Whether the material falls in chunks or something closer to a liquid is highly material dependent. Dry concrete mix, coal, and soy meal (with high moisture content) certainly can, others, sand, most grains, for instance, flow and act almost like liquid.
If you knew what the recoil time of the lower hopper was, you could break up the Roark into a series of events:
If you take your Roark eq factor, which is somewhat constant (although the height of fall will decrease as the bin fills), and have = x, then the force of a 3000 lbs. chuck falling would be 3000x. If you then broke this up into a series of events, each the length of the recoil time, with the total time of the series of events equally 5 seconds, you have an analysis that comes closer to describing reality.
The recoil time, however (a factor associated with the damping of the bin) will change as the bin fills. We see this all the time with the application of rotary electric vibrators. If operated on a full bin, such a vibrator will draw 70-80% of its FLA, but if the bin is empty, then the amp draw will double to triple, sometimes worse. (Without good O/L protection, the vibrator burns up.)

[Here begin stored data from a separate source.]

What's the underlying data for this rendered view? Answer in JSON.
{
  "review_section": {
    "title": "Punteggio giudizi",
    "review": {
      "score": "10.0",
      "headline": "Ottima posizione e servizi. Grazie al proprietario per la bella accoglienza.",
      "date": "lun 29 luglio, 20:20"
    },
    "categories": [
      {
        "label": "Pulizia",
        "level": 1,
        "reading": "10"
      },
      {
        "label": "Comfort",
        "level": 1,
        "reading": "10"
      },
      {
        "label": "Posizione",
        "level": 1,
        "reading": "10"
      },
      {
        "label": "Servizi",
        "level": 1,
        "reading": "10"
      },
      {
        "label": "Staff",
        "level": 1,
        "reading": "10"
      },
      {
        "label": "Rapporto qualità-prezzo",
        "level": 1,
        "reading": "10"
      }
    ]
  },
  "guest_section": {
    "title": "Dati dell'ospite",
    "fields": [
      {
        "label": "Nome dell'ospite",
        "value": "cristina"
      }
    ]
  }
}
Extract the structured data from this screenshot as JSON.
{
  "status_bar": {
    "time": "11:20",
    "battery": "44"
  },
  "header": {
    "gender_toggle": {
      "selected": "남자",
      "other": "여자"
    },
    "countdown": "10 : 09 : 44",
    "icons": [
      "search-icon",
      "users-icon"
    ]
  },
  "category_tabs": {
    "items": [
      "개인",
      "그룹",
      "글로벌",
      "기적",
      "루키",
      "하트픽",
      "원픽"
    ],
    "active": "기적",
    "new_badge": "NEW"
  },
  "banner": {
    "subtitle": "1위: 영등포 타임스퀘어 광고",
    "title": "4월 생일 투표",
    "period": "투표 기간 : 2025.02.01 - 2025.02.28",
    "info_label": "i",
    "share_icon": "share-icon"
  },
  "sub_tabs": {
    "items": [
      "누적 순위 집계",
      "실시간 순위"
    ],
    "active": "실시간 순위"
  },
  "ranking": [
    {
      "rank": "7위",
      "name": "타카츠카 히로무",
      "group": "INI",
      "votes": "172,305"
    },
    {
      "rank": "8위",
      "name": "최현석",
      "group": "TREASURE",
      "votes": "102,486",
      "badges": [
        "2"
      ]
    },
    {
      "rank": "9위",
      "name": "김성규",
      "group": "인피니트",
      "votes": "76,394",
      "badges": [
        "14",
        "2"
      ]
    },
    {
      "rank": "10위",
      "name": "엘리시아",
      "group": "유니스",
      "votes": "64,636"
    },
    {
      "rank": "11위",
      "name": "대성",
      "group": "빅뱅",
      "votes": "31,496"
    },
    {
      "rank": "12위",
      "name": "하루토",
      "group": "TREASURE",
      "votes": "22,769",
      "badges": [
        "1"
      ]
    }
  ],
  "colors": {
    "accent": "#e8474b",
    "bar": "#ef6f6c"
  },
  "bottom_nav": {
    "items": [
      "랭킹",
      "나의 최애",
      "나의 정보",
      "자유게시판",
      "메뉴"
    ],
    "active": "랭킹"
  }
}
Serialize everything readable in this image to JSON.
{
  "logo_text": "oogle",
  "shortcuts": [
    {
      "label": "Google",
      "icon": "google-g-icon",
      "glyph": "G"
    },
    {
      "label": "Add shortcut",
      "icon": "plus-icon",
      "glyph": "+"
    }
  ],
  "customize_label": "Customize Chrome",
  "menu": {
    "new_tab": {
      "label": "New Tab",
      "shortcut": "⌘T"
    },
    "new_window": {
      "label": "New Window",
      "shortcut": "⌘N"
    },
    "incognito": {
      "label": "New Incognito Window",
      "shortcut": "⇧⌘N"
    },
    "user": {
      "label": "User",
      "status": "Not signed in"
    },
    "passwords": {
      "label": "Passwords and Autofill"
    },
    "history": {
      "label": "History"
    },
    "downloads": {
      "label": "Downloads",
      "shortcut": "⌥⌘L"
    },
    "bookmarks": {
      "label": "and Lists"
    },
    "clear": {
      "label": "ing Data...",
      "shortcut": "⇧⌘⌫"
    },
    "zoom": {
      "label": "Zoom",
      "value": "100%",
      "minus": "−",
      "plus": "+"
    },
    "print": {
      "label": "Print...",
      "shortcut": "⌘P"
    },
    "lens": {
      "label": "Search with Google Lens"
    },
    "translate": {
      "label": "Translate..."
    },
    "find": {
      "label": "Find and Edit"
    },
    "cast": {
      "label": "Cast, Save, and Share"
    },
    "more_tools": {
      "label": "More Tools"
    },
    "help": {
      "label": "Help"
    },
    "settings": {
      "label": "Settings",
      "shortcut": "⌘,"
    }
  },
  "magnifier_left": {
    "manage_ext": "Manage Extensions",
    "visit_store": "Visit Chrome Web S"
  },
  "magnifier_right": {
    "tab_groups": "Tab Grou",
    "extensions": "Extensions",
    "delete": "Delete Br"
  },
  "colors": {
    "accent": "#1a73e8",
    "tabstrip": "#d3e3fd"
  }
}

Also, the effective impact area of the material on the bin will expand as the material accumulates. You can estimate how much if you have the "angle of repose" data of the material, which is the angle the material mound will form as it accumulates. That is who many of the participants rightly believe this is not a big deal; there would be many more broken hoppers if their observations did not apply.
Thus, the hopper is likely subjected to something like impacting in the early part of the 5 second pour.
No sub for testing thou, to see what model appears to describe the real world.